If this will and codicil contained an absolute bequest of one thousand dollars to the plaintiff in perpetuity, any directions or limitations inconsistent with such ownership would be void. This is the doctrine of numerous cases, among which are Bradley agt. Peixotto, (3 Ves., 324,) and Jfewton agt. Reid, (4 Sim., 141.) So if there were an absolute bequest in one part of the will, and an imperfectly expressed intention in a subsequent part that the legatee should take for life only, the plain language will not be cut down by the uncertain words in the residue. *52This is the doctrine announced by the vice-chancellor of England, in Billing agt. Billing, (5 Sim., 232.)
At the same time the whole will must be taken together, and all of it upheld if possible. Neither of the classes of cases just cited are applicable here, because the testator not only manifestly intended, but has clearly expressed his intention, that the legacy to the plaintiff should be for life only. I speak from the will only, and without referring to the codicil, which certainly could not cut down this bequest, if it were absolute and entire to the legatee by the will, although it may be referred to upon the question of construction and intention. But the will gives to the plaintiff $300 to buy furniture, which bequest she is to have and to hold absolutely at her own disposal. After certain specific bequests, in similar terms, to other relatives, the testator proceeds to say : “ also I give and bequeath to my daughter, Emma L. Underhill, the farther sum of one thousand dollars.” He then gives, in similar terms, a like sum to another daughter, and declares that these bequests are given to make these daughters equal with his other children who had been advanced. Then follows a residuary devise, of all his remaining real and personal property, to all his children, naming them and including the plaintiff, “ to be equally divided among them, share and share alike.” The next sentence is that upon which the present controversy turns :. “ the bequests which I have given to my daughter, Emma L. Underhill, excepting the three hundred dollars to buy furniture, she is to have and to hold during the term of her natural life, and at her decease is to be equally divided among her children.” There is a clause in similar language in respect to the bequests to Hannah D. Tripp.
This language, in my opinion, cuts down the legacies of the plaintiff to a life estate, or the usufructuary interest.
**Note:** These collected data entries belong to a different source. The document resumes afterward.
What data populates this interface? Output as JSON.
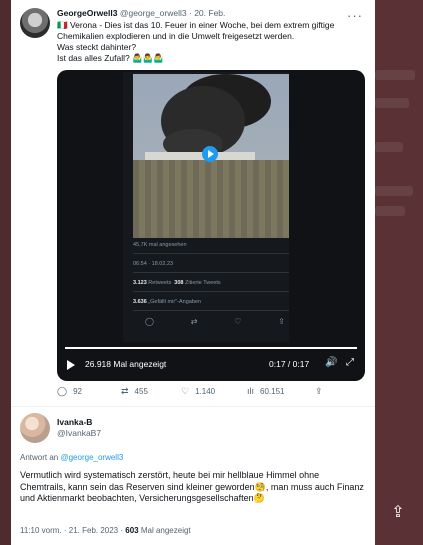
{
  "tweet": {
    "author_name": "GeorgeOrwell3",
    "author_handle": "@george_orwell3",
    "separator": "·",
    "date": "20. Feb.",
    "more": "···",
    "text_line1": "🇮🇹 Verona - Dies ist das 10. Feuer in einer Woche, bei dem extrem giftige Chemikalien explodieren und in die Umwelt freigesetzt werden.",
    "text_line2": "Was steckt dahinter?",
    "text_line3": "Ist das alles Zufall? 🤷‍♂️🤷‍♂️🤷‍♂️"
  },
  "video": {
    "inner_views": "45,7K mal angesehen",
    "inner_time": "06:54 · 18.02.23",
    "inner_retweets_count": "3.123",
    "inner_retweets_label": "Retweets",
    "inner_quotes_count": "308",
    "inner_quotes_label": "Zitierte Tweets",
    "inner_likes_count": "3.636",
    "inner_likes_label": "„Gefällt mir\"-Angaben",
    "views_label": "26.918 Mal angezeigt",
    "time_label": "0:17 / 0:17",
    "progress": 1.0
  },
  "actions": {
    "replies": "92",
    "retweets": "455",
    "likes": "1.140",
    "views": "60.151"
  },
  "reply": {
    "author_name": "Ivanka-B",
    "author_handle": "@IvankaB7",
    "replying_prefix": "Antwort an",
    "replying_to": "@george_orwell3",
    "text": "Vermutlich wird systematisch zerstört, heute  bei mir hellblaue Himmel ohne Chemtrails, kann sein das Reserven sind kleiner geworden🧐, man muss auch Finanz und Aktienmarkt beobachten, Versicherungsgesellschaften🤔",
    "timestamp": "11:10 vorm. · 21. Feb. 2023 ·",
    "view_count": "603",
    "view_label": "Mal angezeigt"
  },
  "colors": {
    "accent": "#1d9bf0",
    "secondary_text": "#536471",
    "backdrop": "#4a2b2f"
  }
}
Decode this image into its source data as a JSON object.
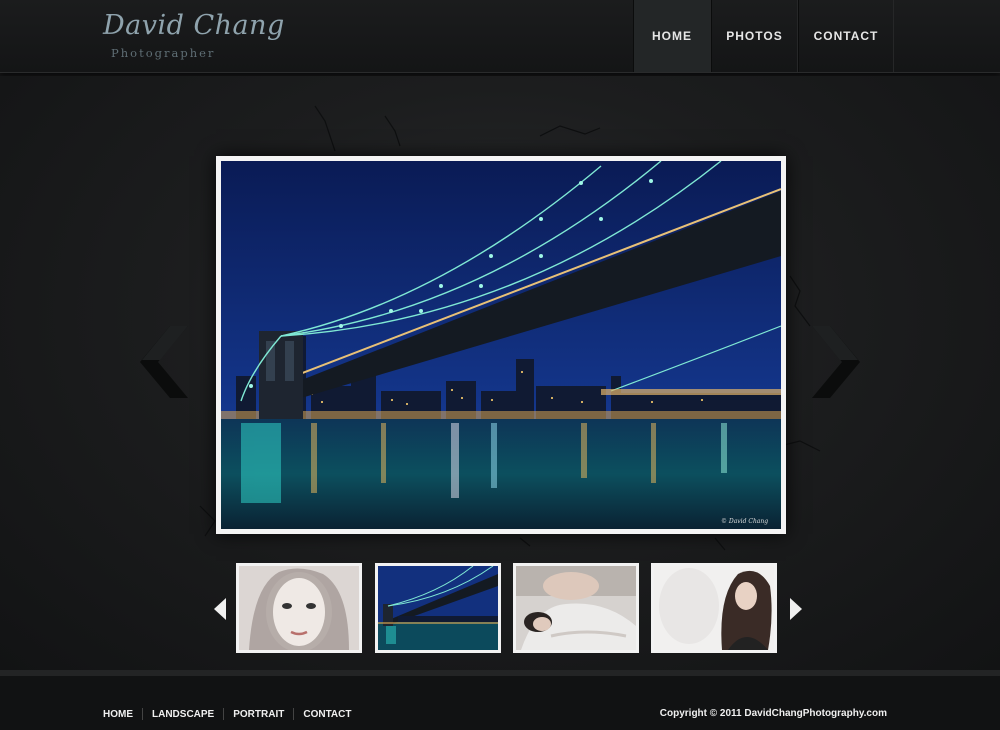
{
  "logo": {
    "name": "David Chang",
    "subtitle": "Photographer"
  },
  "nav": [
    {
      "label": "HOME",
      "active": true
    },
    {
      "label": "PHOTOS",
      "active": false
    },
    {
      "label": "CONTACT",
      "active": false
    }
  ],
  "slideshow": {
    "current_photo": "brooklyn-bridge-night",
    "thumbnails": [
      "woman-portrait-closeup",
      "brooklyn-bridge-night",
      "woman-lying-portrait",
      "woman-white-portrait"
    ],
    "selected_thumbnail": 1,
    "prev_icon": "chevron-left-icon",
    "next_icon": "chevron-right-icon"
  },
  "footer": {
    "links": [
      "HOME",
      "LANDSCAPE",
      "PORTRAIT",
      "CONTACT"
    ],
    "copyright": "Copyright © 2011 DavidChangPhotography.com"
  },
  "colors": {
    "background": "#151617",
    "accent": "#8fa3ad",
    "frame": "#f4f4f4"
  }
}
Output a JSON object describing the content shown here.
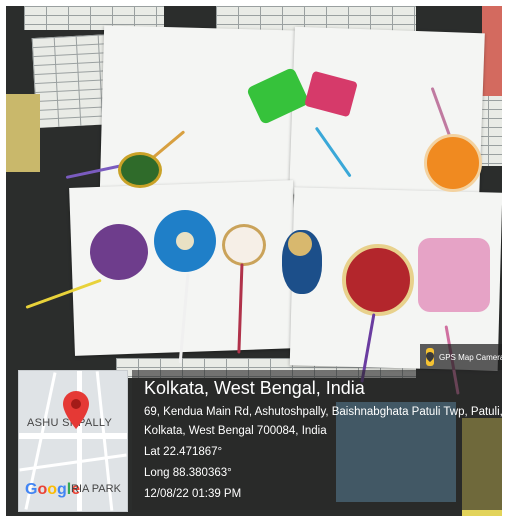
{
  "gps_stamp": {
    "app_name": "GPS Map Camera",
    "city": "Kolkata, West Bengal, India",
    "address_line_1": "69, Kendua Main Rd, Ashutoshpally, Baishnabghata Patuli Twp, Patuli,",
    "address_line_2": "Kolkata, West Bengal 700084, India",
    "latitude": "Lat 22.471867°",
    "longitude": "Long 88.380363°",
    "datetime": "12/08/22 01:39 PM"
  },
  "map": {
    "area_label": "ASHU  SHPALLY",
    "area_label_2": "RIA PARK",
    "brand": [
      "G",
      "o",
      "o",
      "g",
      "l",
      "e"
    ],
    "brand_colors": [
      "#4285F4",
      "#EA4335",
      "#FBBC05",
      "#4285F4",
      "#34A853",
      "#EA4335"
    ],
    "pin_color": "#e53935"
  },
  "colors": {
    "overlay": "#282828",
    "badge_icon": "#f5c232"
  }
}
There is no doubt that personal property may be bequeathed for life, and then over, either absolutely or contingently. *53In the case of Norris agt. Beyea, (3 Kern., 273,) an executory devise upon a life estate in personal property was sustained, although the gift to the first legatee was express, and only limited by the subsequent contingent bequest. If the devise in that case had been absolute, and not contingent, would the case have been any stronger for the first taker ? In Paterson agt. Ellis, the stress of the case was, as shown by Judge Denio in Morris agt. Beyea, that the executory devise was void, because it was upon an indefinite failure of issues. There was also in that case, what is the material point in a number of the cases, an absolute power of disposing of the fund given to the legatee. This was the distinguishing feature of Flanders agt. Clark, (3 Atk., 509,) where Lord Habdwicke said that the power of disposing and spending the whole made the limitation one void. But he said, if it were not for this, the limitation being to issue living at the death of the first taker, he would sustain the devise and confirm the first legatee to an usufructuary interest. In the case of Drake agt. Robinson, decided by this court, there was an absolute bequest, with nothing to limit it but a direction to invest. On the other hand, in Norris agt. Beyea, although there was an express gift to Isabella Beyea, directed to be paid six months after the testator’s death, yet as there was a valid contingent devise engrafted upon this, the court of appeals held that this limitation was not void for repugnancy, and that the first taker was only entitled to the use of the fund.
If the case rested upon a gift to the plaintiff, and at her death to be equally divided among her heirs, there would be at any rate a different question. But as I read the will, it is a bequest to the plaintiff for life expressly, and then to her children equally. The word heirs is not used, and there can be no question that children in such a connection in a gift of personal estate is a word of purchase and not of limitation. (See Jarman on Wills, vol. 2, 315; 1 Dru. $ W., 107; 2 Sim., 485; 5 Sim., 458.) It does not appear *54whether this legatee has children. The inference from the will is that she has. If so, I see no doubt that they take as purchasers at the death of their mother.
There is no repugnancy in the clauses of this will and codicil, fairly interpreted, and I cannot see any way 'to throw aside all the clauses of the will, except the first sentence relating to the plaintiff, in order to hold that she is absolutely entitled to this fund.
There must, therefore, be judgment for the defendants. The case is a fair one for costs out of the fund, if they can be given without interfering with the rights of other legatees who are not interested in the present question. The question of costs is reserved for consideration upon settling the judgment.